A blueprint for the way forward to ensure the future of equestrian sport was set out at the FEI general assembly, following 18 months of work and research by leading figures.
Professor Natalie Waran presented the FEI-appointed Equine Ethics and Wellbeing Commission’s (EEWC) final report at the general assembly in Mexico on 21 November, which covered public perception of horse sport and ensuring equines have a good life.
The report, titled A good life for horses: a vision for ensuring the future involvement of horses in sport, comprises 30 recommendations, asks the FEI to define what a good life for competition horses looks like and calls on everyone in the horse world to take accountability. In simple terms, these fall under the areas of: be a leader, be accountable, be trusted, be transparent and be proactive.
It also urges the FEI to adopt the “precautionary principle”. This means putting horse welfare as the focal point in decision-making by understanding that absence of evidence does not necessarily mean evidence of absence.
The recommendations include establishing a permanent FEI equine ethics and wellbeing independent advisory committee, to act as a “critical friend”, and provide external perspective and independent advice, and adopting an evidence-based approach for assessing the impact on horse welfare of new and existing items of tack and equipment. Another is for additional checks by trained professionals to ensure horses are always “fit to compete”. It also asks the FEI to develop and implement a robust FEI internal decision-making process, to ensure that equine welfare and ethics are prioritised when developing policy and in practice.
The main takeaway from Prof Waran’s presentation is that the future of horse sport rests on everyone’s shoulders.
“Everybody knows that changing the status quo can be extremely challenging. It’s hard because often people hang on to the old stuff, because they overestimate the value of what they have. And they can underestimate the value of what they might gain as a result of change,” said Prof Waran.
“That is why we really want to remind you that this is more of an evolution of the equestrian sports and not a revolution.

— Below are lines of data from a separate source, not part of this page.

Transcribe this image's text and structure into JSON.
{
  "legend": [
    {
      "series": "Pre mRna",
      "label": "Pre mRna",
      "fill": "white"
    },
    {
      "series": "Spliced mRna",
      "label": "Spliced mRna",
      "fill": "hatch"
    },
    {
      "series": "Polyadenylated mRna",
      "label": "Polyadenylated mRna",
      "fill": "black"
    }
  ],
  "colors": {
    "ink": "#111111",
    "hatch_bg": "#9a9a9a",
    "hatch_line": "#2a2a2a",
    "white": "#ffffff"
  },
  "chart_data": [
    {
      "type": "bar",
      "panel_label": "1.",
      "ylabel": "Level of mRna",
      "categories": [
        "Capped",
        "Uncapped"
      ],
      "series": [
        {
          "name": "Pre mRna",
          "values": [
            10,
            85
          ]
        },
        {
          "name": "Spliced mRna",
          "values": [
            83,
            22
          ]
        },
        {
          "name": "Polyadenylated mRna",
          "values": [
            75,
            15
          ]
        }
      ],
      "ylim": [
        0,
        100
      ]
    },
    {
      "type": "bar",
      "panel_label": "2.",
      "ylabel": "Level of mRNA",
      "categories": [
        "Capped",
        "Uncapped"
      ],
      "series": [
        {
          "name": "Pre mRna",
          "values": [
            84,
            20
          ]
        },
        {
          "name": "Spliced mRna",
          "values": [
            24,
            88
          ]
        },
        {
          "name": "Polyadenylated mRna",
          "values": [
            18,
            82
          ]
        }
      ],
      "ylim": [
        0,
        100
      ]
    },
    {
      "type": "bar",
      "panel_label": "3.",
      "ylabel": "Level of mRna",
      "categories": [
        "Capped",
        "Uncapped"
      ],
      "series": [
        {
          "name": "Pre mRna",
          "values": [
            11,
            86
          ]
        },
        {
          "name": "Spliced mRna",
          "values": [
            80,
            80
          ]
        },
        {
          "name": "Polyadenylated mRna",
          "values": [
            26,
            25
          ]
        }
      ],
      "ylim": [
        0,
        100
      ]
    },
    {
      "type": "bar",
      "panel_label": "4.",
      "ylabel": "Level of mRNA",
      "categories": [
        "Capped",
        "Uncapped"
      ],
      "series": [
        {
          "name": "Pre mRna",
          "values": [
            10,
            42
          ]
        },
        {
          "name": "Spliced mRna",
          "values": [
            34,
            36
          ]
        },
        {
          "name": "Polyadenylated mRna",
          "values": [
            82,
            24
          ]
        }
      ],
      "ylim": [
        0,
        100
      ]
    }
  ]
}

“Social acceptability isn’t something that you can market your way out of. It’s not something that nice pictures, or talking about partnerships and so on, is going to solve. Part of the story is telling the story well, but [public acceptance] isn’t able to be self-rewarded just on that basis.
“The important thing is to earn trust, through listening and engaging and remaining legitimate, credible and accountable to that external scrutiny. Real commitment to prioritising equine welfare needs to be demonstrated not just by what we’ve written in the paper, and the work we’ve carried out over the 18 months we’ve been doing this, but by what is actually being done as a result of that work.
“Leadership is about you, every single person in this room, every national federation, every equestrian organisation and of course the FEI, overarching all of that. We believe that if we all show that responsibility, then we can certainly secure the future of equestrian sports.”
FEI president Ingmar de Vos commended the commission for this “important body of work” and added that this will “contribute to a larger strategy and concrete measures” that will be presented at the 2024 FEI sports forum.
World Horse Welfare chief executive Roly Owers, who was also presenting at the general assembly, said the report provides the equestrian world with a “really exciting opportunity”, adding that national federations being proactive “makes a huge difference”.
“We must demonstrate our ongoing commitment to both prioritising equine wellbeing and scrutinising everything we do from an ethical standpoint. We must do this in both word and action, because this is not just a communication exercise – ‘welfare washing’ will get us nowhere,” said Mr Owers.
“The ball is very much in our court and the future of horse sport will be dictated by how we play it.”